American, Canadian, and Israeli statistician

Nicole Alana Lazar (born December 14, 1966, in Washington, D.C.) is a statistician who holds triple citizenship as an American, Canadian, and Israeli. She is a professor of statistics at Pennsylvania State University. Previously she was a professor at the University of Georgia, where she was interim Department Head of the statistics department from 2014 to 2016. Her research interests include empirical likelihood, functional neuroimaging, model selection and the history and sociology of statistics.

Lazar graduated magnum cum laude from Tel Aviv University in 1988.
After earning a master's degree in statistics from Stanford University in 1993, she completed her Ph.D. in 1996 at the University of Chicago, under the supervision of Per Mykland.
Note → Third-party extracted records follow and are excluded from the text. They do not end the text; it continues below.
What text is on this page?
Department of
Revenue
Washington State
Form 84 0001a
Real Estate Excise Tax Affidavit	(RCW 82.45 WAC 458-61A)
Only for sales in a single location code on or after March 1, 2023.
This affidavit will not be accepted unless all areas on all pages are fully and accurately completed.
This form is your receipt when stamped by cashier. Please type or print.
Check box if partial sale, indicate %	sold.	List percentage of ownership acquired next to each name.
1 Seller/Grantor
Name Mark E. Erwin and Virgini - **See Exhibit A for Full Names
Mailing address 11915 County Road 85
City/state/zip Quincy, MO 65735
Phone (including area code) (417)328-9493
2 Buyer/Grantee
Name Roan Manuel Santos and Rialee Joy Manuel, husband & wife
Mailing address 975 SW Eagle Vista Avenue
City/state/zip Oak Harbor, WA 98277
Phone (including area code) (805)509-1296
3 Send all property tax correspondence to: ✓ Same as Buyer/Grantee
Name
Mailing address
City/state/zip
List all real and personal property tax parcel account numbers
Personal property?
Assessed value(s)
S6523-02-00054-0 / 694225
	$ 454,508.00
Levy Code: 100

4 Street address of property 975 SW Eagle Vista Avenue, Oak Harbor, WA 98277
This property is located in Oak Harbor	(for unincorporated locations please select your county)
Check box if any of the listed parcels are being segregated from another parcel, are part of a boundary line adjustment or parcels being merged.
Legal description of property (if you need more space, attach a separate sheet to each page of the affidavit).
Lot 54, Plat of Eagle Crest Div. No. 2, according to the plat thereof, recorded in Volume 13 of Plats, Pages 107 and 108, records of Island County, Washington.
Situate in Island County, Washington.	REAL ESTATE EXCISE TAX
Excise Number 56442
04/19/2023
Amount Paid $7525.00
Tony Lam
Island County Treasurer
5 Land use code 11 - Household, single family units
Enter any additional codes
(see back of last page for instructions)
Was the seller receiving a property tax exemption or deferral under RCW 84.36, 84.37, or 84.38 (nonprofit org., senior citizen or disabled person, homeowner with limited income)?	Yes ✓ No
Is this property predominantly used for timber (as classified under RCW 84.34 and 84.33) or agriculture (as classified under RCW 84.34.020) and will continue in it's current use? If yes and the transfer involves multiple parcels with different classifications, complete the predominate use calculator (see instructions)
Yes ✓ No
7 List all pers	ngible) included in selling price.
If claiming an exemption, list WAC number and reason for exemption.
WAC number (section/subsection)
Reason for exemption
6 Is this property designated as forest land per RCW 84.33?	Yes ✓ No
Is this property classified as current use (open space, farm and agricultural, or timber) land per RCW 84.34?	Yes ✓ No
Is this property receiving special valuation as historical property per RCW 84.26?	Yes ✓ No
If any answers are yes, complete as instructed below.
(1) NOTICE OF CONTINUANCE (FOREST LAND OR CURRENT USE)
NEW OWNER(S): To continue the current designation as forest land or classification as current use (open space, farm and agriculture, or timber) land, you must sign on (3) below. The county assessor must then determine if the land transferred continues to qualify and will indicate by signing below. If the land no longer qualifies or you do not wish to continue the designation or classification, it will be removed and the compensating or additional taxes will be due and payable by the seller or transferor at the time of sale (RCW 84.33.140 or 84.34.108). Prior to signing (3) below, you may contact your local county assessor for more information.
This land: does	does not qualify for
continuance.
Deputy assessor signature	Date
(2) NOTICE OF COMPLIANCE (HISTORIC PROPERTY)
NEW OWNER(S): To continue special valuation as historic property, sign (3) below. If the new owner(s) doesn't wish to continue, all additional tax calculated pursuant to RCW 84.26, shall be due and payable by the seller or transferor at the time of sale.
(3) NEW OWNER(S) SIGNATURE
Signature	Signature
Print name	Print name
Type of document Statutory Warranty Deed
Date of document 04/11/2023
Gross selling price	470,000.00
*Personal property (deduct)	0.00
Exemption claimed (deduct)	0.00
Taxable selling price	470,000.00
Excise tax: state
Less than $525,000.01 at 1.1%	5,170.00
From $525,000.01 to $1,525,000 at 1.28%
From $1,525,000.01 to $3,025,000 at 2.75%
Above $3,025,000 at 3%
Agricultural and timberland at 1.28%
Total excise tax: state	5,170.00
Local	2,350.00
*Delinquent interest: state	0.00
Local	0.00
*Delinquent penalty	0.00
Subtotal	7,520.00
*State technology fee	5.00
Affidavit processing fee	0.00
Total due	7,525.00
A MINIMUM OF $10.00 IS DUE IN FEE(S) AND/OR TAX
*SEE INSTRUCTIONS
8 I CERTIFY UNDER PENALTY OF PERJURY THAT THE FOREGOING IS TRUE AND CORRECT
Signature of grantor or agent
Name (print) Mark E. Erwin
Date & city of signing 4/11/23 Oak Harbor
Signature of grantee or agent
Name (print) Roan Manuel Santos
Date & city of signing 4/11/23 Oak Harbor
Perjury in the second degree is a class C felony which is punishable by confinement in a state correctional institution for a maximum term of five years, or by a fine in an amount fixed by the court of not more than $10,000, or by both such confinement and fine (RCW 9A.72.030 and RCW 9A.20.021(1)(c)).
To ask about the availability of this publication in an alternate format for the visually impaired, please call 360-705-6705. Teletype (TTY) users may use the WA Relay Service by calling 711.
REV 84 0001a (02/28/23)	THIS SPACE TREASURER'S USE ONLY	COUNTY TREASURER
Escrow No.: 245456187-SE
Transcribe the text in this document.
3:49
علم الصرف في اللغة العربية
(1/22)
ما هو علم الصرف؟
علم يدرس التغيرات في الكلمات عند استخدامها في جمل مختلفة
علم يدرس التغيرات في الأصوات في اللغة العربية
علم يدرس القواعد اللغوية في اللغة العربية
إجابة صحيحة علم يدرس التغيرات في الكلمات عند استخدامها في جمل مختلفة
She joined the Carnegie Mellon University faculty in 1996, and moved to Georgia in 2004. In 2015 she became editor-in-chief of The American Statistician.

She is the author of a book, The Statistical Analysis of Functional MRI Data (Springer, 2008).
One of her columns, "The Arts: Digitized, Quantified, and Analyzed", was selected for the anthology The Best Writing on Mathematics 2014.

In 2014 she was elected as a Fellow of the American Statistical Association "for foundational statistical contributions to the area of empirical likelihood; for the development of new statistical methods for the analysis of functional magnetic resonance imaging (fMRI) data; and for developing, reforming, and enhancing statistical education." In 2021 she was named a Fellow of the Institute of Mathematical Statistics.